Dubai seeks Israeli PM's arrest over hotel murder
Dubai police yesterday said they are seeking the arrest of Israel's Prime Minister and the head of its spy agency over the murder of a top Hamas militant in a hotel room of the Gulf city-state. Police chief Dahi Khalfan said he had issued the demand...
Dubai police yesterday said they are seeking the arrest of Israel's Prime Minister and the head of its spy agency over the murder of a top Hamas militant in a hotel room of the Gulf city-state.
Police chief Dahi Khalfan said he had issued the demand for the arrest warrants as he was now certain they ordered the Cold War-style hit on Mahmud al-Mabhuh.
"I have presented the (Dubai) prosecutor with a request for the arrest of (Israeli Prime Minister Benjamin) Netanyahu and the head of Mossad," Meir Dagan, said Mr Khalfan.
"I am now completely sure that it was Mossad," said the police lieutenant general.
Mr Mabhuh, a founder of the Palestinian Islamist Hamas organisation's military wing, was found dead in a room of the luxurious Al Bustan Rotana hotel near Dubai's airport on January 20.
Dubai police have identified 26 suspects from the hit squad murder they say bore the hallmarks of the Mossad. The Hamas man had been drugged and then suffocated.
Mr Khalfan said last month that Dubai would issue an arrest warrant for Mr Netanyahu if Israel was found to be implicated in the murder of the Palestinian militant.
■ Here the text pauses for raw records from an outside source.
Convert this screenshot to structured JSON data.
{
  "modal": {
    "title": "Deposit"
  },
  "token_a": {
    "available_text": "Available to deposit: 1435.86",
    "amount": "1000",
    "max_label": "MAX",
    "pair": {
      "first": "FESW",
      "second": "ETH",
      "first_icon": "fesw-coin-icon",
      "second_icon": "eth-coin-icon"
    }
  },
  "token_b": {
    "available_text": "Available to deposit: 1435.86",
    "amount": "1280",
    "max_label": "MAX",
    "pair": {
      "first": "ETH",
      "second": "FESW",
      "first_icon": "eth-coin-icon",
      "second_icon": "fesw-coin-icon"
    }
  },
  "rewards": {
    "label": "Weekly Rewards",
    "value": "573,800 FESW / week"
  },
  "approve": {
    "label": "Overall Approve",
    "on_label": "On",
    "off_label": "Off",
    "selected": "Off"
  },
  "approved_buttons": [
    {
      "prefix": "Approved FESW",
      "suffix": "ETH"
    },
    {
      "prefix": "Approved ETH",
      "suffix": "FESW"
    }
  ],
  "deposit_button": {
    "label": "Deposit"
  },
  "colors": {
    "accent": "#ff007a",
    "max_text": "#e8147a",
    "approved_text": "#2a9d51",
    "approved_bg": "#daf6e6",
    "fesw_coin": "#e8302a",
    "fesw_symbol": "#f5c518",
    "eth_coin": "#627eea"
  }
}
Mr Netanyahu "will be the first to be wanted for justice as he would have been the one who signed the decision to kill al-Mabhuh in Dubai," he was quoted as saying in The National newspaper on February 5.
"We will issue an arrest warrant against him," said the English-language newspaper published in Abu Dhabi.
Police say the suspects entered Dubai on fake passports using the identities of 12 people from Britain, six from Ireland, four from France, three Australians and a German, before fleeing the Gulf emirate.
Two members of the hit squad which killed Mr Mabhuh had "returned to the United States after passing through a European country," said Mr Khalfan, who on Monday said the suspects were hiding out in Israel where they could avoid arrest.
Israeli officials have refused to confirm or deny the reports.
But Israel's media sees the killing as Mossad's work, and the probe has caused a diplomatic headache for the Jewish state with the countries whose passports were used summoning its envoys to hear angry protests.